Amazon.com Inc on Thursday said it is contesting the Pentagon's award of an up to $10 billion cloud computing deal to Microsoft Corp, expressing concern that politics got in the way of a fair contracting process.

The company filed notice last Friday that it will formally protest the decision on the Joint Enterprise Defence Infrastructure Cloud, known as JEDI. In a company-wide meeting on Thursday, Amazon Web Services' CEO Andy Jassy said it would be challenging for a U.S. agency to award a contract objectively when the president is disparaging one of the contestants, according to an Amazon spokesman.

President Donald Trump has long criticized Amazon and its founder Jeff Bezos.

The company confirmed Jassy's comments and said, "Numerous aspects of the JEDI evaluation process contained clear deficiencies, errors, and unmistakable bias- and it's important that these matters be examined and rectified."

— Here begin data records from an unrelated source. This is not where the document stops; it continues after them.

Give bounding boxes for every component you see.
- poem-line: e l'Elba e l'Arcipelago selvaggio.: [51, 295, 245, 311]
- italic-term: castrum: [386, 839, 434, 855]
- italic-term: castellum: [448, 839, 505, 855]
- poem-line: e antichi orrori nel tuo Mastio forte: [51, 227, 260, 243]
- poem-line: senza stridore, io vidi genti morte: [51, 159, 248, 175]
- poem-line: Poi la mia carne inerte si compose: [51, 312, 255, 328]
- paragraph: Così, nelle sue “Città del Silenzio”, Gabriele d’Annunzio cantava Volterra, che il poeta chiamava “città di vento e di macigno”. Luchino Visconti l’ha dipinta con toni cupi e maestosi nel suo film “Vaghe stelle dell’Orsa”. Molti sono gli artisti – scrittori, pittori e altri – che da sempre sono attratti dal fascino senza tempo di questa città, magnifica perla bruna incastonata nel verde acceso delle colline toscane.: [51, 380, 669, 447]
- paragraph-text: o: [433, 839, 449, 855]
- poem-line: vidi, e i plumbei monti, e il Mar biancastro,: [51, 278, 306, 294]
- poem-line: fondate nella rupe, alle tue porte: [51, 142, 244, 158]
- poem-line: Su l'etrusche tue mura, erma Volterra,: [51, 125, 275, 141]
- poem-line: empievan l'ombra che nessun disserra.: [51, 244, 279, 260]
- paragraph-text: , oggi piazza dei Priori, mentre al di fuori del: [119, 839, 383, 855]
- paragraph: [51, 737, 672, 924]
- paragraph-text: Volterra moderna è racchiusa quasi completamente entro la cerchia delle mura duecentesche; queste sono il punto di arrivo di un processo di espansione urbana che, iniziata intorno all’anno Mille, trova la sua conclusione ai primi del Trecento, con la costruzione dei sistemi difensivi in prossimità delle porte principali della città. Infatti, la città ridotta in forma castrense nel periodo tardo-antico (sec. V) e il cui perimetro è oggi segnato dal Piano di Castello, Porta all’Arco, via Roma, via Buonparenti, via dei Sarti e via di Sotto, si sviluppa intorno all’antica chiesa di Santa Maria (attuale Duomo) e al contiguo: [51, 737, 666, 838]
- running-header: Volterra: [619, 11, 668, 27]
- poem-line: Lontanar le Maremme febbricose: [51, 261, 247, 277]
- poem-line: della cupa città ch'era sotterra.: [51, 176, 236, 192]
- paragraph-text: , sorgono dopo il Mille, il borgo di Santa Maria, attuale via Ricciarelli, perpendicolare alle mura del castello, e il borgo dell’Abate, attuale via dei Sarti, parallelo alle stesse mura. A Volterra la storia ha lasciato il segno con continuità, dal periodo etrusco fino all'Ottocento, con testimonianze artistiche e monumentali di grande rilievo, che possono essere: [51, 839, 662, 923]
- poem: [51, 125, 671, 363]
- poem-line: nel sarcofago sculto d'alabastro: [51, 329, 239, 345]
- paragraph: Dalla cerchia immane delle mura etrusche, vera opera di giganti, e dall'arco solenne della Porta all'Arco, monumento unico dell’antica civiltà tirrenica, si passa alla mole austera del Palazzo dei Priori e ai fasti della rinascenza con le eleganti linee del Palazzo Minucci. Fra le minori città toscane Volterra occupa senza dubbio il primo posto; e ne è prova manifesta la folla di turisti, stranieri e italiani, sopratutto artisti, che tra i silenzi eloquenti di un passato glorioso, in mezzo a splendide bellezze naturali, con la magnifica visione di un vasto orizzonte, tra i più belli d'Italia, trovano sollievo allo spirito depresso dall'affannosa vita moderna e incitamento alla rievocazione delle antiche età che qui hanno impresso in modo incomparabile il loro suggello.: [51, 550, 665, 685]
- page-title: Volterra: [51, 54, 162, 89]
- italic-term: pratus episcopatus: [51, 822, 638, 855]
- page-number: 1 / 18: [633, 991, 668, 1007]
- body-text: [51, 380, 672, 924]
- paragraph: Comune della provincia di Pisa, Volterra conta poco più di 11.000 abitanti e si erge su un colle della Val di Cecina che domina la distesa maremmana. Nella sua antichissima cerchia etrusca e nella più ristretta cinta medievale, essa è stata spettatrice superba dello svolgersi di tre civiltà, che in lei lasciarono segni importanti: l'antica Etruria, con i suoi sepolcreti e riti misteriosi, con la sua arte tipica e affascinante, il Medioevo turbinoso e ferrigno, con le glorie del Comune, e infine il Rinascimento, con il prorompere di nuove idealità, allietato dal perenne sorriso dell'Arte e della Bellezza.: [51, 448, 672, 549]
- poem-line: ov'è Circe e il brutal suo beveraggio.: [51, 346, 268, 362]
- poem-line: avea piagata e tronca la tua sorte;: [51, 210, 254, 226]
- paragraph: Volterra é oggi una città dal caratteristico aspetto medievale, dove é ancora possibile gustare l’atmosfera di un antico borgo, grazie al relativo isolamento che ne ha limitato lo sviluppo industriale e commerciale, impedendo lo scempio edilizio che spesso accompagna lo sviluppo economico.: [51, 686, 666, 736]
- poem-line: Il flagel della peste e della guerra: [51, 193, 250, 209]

The Federal Times earlier reported the news.

A challenge to the Defence Department's award announced last month was widely expected by legal experts, analysts and consultants, especially after Trump publicly derided Amazon's bid for the high-stakes contract.

Trump had said in August that Amazon's bid for the JEDI contract was under review by his administration after complaints from other companies.

Amazon was considered a favourite for the contract, part of a broader digital modernization process of the Pentagon, before Microsoft emerged as the surprise winner.

Meanwhile, US Defence Secretary Mark Esper rejected any suggestion of bias in a Pentagon decision to award Microsoft Corp an up to $10 billion cloud computing contract, after Amazon.com Inc announced plans to challenge it.

"I am confident it was conducted freely and fairly, without any type of outside influence," Esper told a news conference in Seoul, even as he noted that he had recused himself from the cloud competition.